Né en France en 1972 - Vit en Belgique

Nicolas Delprat réalise des œuvres dont le principal sujet semble être de mener une réflexion sur la valeur de la lumière en peinture, en prenant appui sur un important héritage qui traverse l’histoire de l’art du 19ème et du 20ème siècle. Bien avant, Rembrandt, Vermeer, de La Tour, Le Lorrain ou Turner tentaient d’en apprivoiser les propriétés pures, mais il est clair que l’avènement technologique entamé par la photographie, poursuivi par le cinéma et la vidéo puis porté à son apogée par les possibilités de l’informatique ont considérablement étendu le domaine de réflexion des peintres sur ce sujet. Les œuvres de Nicolas Delprat se focalisent sur l’utilisation d’un certain type de lumière, caractérisée par les propriétés physiques d’aura diffuse, d’irradiation, d’immatérialité, d’illusion cinématographique.

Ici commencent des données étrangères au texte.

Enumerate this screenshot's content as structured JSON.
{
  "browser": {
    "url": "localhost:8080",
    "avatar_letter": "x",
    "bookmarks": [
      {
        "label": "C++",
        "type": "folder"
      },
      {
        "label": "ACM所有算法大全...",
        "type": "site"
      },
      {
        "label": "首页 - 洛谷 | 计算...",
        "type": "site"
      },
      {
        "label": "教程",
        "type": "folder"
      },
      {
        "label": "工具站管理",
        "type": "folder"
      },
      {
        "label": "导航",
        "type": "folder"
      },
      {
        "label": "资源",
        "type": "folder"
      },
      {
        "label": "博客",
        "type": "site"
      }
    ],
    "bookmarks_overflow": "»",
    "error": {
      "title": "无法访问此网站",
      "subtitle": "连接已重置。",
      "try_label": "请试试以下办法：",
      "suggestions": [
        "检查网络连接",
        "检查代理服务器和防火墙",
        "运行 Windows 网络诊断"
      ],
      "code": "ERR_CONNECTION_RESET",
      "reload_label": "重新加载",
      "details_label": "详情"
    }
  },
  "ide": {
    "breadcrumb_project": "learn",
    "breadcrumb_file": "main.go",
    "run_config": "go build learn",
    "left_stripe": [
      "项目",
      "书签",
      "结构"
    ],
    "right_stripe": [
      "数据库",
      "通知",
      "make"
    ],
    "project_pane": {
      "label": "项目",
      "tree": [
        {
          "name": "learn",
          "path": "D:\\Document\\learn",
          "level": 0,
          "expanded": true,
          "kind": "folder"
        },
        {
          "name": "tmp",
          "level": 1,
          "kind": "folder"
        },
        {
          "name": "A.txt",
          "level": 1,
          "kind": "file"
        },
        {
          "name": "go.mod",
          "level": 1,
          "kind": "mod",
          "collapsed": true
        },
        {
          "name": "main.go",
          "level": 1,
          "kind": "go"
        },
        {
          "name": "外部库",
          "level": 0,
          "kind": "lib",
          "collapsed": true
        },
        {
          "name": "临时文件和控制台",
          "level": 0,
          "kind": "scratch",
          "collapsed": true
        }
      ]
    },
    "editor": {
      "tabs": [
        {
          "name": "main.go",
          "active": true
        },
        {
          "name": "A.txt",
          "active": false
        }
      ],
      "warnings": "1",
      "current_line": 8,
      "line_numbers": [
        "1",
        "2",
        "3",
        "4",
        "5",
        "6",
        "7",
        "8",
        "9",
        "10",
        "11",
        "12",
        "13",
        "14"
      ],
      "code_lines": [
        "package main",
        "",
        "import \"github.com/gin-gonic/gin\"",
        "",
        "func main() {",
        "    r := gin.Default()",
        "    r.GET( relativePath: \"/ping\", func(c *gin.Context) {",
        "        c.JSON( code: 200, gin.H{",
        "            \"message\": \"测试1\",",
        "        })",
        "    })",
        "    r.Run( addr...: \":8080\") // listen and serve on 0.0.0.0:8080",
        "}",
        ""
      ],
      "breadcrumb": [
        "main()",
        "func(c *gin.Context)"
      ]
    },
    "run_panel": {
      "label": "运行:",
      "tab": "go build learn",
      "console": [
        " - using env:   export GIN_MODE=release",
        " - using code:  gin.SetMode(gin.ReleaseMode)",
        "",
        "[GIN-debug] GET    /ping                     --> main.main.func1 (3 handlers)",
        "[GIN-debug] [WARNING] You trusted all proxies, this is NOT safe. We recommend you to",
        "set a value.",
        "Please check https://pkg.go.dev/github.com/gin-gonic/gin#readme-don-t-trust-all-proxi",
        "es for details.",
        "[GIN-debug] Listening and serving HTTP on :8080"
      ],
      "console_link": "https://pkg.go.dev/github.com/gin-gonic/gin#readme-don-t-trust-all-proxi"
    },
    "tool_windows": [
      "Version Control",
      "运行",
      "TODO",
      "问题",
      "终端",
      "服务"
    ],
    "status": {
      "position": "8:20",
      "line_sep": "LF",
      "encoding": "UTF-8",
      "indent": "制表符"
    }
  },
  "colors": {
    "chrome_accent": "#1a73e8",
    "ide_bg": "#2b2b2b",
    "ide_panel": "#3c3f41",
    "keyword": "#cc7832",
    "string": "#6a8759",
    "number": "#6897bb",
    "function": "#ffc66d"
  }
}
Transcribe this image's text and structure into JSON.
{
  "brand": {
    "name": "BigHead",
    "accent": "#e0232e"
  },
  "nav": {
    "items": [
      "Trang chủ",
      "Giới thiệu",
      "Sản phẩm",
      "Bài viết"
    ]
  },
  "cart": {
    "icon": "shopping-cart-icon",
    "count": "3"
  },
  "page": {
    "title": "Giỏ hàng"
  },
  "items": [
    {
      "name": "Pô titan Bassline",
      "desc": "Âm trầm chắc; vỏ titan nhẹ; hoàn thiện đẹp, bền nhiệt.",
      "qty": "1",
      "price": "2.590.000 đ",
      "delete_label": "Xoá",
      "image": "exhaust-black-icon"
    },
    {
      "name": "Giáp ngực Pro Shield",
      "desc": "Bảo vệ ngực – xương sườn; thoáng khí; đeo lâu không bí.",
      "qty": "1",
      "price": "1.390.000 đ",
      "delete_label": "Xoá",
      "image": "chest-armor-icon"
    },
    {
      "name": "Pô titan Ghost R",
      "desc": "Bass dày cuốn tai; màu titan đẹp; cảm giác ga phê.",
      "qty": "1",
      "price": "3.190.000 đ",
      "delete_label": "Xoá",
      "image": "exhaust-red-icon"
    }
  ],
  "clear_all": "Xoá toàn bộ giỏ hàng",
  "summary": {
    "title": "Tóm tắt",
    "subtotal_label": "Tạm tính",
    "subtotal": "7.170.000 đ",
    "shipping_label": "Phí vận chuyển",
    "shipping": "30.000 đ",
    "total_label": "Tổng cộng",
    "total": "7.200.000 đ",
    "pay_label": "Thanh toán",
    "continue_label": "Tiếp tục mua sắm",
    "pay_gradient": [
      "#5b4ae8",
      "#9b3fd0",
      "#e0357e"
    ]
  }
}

L’un des aspects de sa pratique consiste à réaliser des peintures qui citent directement le cinéma en reprenant certains détails remarquables de grands films : les messages d’alerte et les diodes rouge-orangé de l’ordinateur HAL (Stanley Kubrick – 2001, l’Odyssée de l’espace), la lumière apocalyptique d’un paysage martien (Paul Verhoeven – Total Recall), une montagne nimbée d’une lumière irréelle (Steven Spielberg – Rencontres du Troisième Type)… La citation du cinéma par la peinture n’est pas une nouveauté en soi mais ce qui se révèle être intéressant dans les choix opérés par Nicolas Delprat repose sur deux éléments. Le premier concerne le fait que presque tous ces films entretiennent un rapport particulier avec la littérature. 2001 est une adaptation de la nouvelle La Sentinelle d’Arthur C. Clarke, Total Recall est issu de la nouvelle We can remember it for you wholesale de Philip K. Dick. Ces films constituent donc des tentatives de transposer nouvelles ou romans en histoires projetées sur un écran, en infléchissant leurs caractéristiques scénaristiques et littéraires par l’apport d’une subjectivité assumée par les cinéastes qui les utilisent. Les peintures de Nicolas Delprat référencées au cinéma ne sont donc pas choisies par hasard ou pour satisfaire de purs penchants cinéphiliques : il est toujours question du passage d’un état à un autre, d’un média à un autre, de la littérature au cinéma. Les peintures produisent une mutation supplémentaire, du cinéma vers la peinture, en utilisant une touche qui ne doit pas être envisagée comme hyperréaliste mais plutôt comme un rappel des calicots peints à la main ou, plus encore, des matte paintings, ces peintures sur verre utilisées pour les effets spéciaux et les décors avant la révolution de l’imagerie de synthèse et des jeux d’acteurs sur fond d’écran bleu (les matte paintings de Star Wars ou de Blade Runner en étaient les exemples les plus fameux à l’époque).
Un autre aspect du travail de Nicolas Delprat consiste à faire surgir chez le spectateur de lointaines réminiscences purgées dans une photothèque d’images dont on ne sait plus si elles existent ou si elles sont la résultante d’un brassage inconscient d’images superposées les unes aux autres comme un mille-feuille, dont la somme constituerait finalement non plus des images spécifiques mais des stéréotypes d’images de cinéma. Ces peintures – Zone 3, notamment – investissent directement le langage cinématographique par la production d’images qui, bien que ne se référant pas à un film particulier, semblent pourtant appartenir sans le moindre doute à la syntaxe du genre. Ce sont de pures images cinématographiques dont on ne sait si elles sont empruntées à Dead Zone de David Cronenberg, à Traffic de Steven Soderbergh, à Rencontres du Troisième Type de Steven Spielberg… Elles n’appartiennent à aucun de ces films et appartiennent à tous ces films. Elles fabriquent du stéréotype, de l’image type, du cliché de film fantastique, du cliché de thriller, du cliché de film d’immigrants wetbacks surpris par les violents éclairages de surveillance en tentant de franchir clandestinement la frontière mexicaine. Dans ces œuvres, il s’agit de procéder au basculement de l’image vers sa possible universalité, d’utiliser une syntaxe issue du cinéma pour la défragmenter comme on défragmente un disque dur, collant ensemble les fichiers similaires pour n’en faire qu’un seul bloc. La peinture de Nicolas Delprat affirme que nous ne retenons pas ce que nous considérons pourtant comme le plus important, que nous transformons ce que nous retenons, que nous considérons comme souvenirs des choses qui n’en sont pas.